「インスタ映えということで新作のコーヒーの出前に来ました〜」

CRの空間が歪み突如としてデンライナーが現れたかと思うと、晩秋にはひどく寒そうな服を着た添乗員のナオミがお盆にいっぱいのマグカップを載せて乗り込み口からの降りてくる。
秋の新作でーす。とにこやかな彼女の手の中には毒々しいほど鮮やかなオレンジのクリームのジャック・オ・ランタンや、深い紫と蛍光黄色のおばけのデコレーションをされた、自称コーヒーが並んでいた。

「わー!かわいー!!ねえねえ貰っていい!!」
「はい!ポッピーさんぜひ感想もお願いします!」
「紫のコーヒーとか心踊るなあ〜」
「えぇ……ポッピーもパラドもよく飲むと思えるね……」

極彩色の飲み物にはしゃぐバグスターふたりをチベスナ顔で眺めた永夢は、僕は普通のコーヒーでと席を立つ。

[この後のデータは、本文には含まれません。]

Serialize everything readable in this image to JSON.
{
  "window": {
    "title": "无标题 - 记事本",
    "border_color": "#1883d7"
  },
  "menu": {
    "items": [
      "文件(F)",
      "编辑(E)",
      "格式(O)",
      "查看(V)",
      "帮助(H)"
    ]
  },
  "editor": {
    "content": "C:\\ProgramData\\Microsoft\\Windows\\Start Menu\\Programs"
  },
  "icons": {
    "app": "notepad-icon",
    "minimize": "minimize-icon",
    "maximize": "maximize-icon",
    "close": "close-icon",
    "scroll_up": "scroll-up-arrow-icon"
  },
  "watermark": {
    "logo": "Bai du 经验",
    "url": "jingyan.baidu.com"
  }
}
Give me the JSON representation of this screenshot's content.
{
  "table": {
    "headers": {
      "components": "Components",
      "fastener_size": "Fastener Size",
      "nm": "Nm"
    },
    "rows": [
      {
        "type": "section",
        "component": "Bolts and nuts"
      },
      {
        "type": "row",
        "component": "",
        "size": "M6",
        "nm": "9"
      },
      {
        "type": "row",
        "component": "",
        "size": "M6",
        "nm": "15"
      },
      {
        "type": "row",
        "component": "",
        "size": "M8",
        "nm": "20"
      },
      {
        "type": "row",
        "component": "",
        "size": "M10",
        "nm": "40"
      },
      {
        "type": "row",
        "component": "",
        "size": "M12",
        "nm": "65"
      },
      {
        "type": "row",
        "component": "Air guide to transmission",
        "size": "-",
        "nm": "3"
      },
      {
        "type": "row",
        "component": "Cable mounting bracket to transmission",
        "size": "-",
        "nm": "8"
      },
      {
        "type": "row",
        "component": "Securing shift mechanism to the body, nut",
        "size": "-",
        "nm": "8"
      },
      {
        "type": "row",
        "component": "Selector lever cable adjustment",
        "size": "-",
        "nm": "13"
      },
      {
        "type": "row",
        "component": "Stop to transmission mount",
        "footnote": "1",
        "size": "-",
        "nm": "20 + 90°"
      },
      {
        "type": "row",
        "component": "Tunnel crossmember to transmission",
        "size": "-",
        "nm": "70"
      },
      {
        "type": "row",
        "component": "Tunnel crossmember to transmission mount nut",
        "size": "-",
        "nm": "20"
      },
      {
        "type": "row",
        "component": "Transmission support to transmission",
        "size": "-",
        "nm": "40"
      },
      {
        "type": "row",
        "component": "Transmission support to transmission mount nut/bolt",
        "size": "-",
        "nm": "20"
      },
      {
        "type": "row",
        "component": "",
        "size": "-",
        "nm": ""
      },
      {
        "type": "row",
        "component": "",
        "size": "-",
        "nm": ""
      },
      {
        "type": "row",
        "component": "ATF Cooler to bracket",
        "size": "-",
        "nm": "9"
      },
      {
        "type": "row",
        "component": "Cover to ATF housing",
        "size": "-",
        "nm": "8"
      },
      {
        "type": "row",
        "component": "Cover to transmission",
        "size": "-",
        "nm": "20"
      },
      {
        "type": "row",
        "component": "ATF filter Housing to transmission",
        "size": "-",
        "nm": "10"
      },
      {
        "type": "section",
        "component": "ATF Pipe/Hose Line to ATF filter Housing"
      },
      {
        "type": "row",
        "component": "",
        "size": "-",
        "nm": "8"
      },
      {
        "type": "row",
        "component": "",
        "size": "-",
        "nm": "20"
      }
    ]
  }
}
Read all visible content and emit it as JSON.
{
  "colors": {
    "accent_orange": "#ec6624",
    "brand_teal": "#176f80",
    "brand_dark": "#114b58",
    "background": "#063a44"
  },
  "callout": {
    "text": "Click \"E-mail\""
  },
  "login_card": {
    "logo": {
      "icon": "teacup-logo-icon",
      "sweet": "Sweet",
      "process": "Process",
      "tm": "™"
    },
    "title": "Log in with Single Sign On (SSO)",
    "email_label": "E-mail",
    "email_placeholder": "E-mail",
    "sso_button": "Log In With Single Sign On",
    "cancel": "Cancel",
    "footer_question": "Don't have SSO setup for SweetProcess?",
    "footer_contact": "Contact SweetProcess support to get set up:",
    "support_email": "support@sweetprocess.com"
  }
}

「ええ〜!?永夢さんも飲んでくださいよお!タロスズには大評判で定番メニューにしようかって思ってるんですよお」

拗ねるナオミに永夢もはっきり断ることもできず、比較的食べ物の色っぽいジャック・オ・ランタンコーヒーを手に取る。

「インスタはやってないけど、写真撮って黎斗や飛彩に見せよーっと!」
「じゃあ俺もー!」

キラキラした色彩にポッピーとパラドはナオミの目論見通り写メることに夢中だった。